Burguês nutella, esse tipo é uma resignificação indeed, baseada quase que exclusivamente no imaginário, no estilo de vida desse grupo, e eventualmente pode haver um mix de Plus com Nutella. Esse é o funcionário público! É um burguês que em geral não sabe vender nada além da própria liberdade e qualificação. Eles são essas pessoas que pagam as contas em dia e têm direito a férias , 13º, e podem trabalhar bem ou não, segundo a própria ética e vontade de poder de cada um. Extremamente servil à burocracia kafkiana, são cidadãos de bem, bem adaptados, bem vistos pela família e pela sociedade. Aqui podemos dividir em dois grandes subdivisões: Primeiro grupo: os ressentidos que ostentam e odeiam tudo, resultado direto de abrir mão da liberdade e o segundo grupo: os de esquerda, se sentem livres, cumprindo seu dharma, desapegados de dinheiro, tranquilos, satisfeitos, empáticos, preocupados com o público, com o comunitário, revolucionários de sofá, muita preocupação e ações de baixo impacto.
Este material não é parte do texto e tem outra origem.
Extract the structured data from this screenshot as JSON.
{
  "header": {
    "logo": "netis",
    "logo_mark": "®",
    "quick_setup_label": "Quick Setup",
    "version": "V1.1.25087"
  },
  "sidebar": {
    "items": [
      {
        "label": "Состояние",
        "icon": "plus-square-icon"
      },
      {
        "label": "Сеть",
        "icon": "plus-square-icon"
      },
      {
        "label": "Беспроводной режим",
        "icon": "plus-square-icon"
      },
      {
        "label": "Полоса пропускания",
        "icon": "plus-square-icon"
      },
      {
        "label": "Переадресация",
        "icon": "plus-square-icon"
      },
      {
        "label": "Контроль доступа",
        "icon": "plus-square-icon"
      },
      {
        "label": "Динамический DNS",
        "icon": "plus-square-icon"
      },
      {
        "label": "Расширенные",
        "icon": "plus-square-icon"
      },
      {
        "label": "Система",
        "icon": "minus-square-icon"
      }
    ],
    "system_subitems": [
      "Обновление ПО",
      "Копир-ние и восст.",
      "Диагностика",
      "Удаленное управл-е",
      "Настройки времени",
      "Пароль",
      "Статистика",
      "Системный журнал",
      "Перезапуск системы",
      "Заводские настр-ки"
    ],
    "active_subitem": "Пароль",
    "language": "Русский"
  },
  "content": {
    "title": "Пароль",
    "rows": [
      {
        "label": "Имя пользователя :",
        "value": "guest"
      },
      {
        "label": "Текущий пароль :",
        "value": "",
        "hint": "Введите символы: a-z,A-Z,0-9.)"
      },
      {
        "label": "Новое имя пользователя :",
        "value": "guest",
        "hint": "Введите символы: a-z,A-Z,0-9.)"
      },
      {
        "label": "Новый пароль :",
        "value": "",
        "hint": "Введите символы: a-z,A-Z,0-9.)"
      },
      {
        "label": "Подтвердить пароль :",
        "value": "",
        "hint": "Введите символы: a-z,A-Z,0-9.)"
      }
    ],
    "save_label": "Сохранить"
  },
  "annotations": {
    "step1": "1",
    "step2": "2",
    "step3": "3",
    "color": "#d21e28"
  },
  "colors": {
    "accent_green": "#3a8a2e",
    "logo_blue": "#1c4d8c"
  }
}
Eles são os únicos aptos ao pensamento crítico. Eles às vezes tem aquele negócio, ou vendem algo, muitos são artistas, aqueles famosos artistas que tocam de graça fazendo dumping no mercado, porque são desapegados e não pagam as contas com arte, quando fazem artesanato enfeitam suas próprias casas, vende pros amigos os quadros, livros, tudo sempre com muita consciência, conversas amenas, entre livros e conversas regadas de cerveja, esse é o famoso revolucionário intelectual. Zero molotov e muitas ideias que muitas vezes nunca são mais que isso, ideias.

Esse tipo de burguês também adora o ideal burguês de vida confortável, consumo, status, e o pior de tudo a tal da estabilidade. Aqui se perdem, a estabilidade é um produto neoliberal e eles são os pilares dessa ideologia, representam o máximo de ideal burguês. Nós que somos desse grupo, somos os únicos capazes de pensar e reagir com um pensamento crítico ao status quo, mas não, somos um câncer social, somos a única saída, mas somos inertes, incapazes, ineptos, já não podemos, já não vamos, já não dá,e se depende de nós, o capitalismo ganha por W.O.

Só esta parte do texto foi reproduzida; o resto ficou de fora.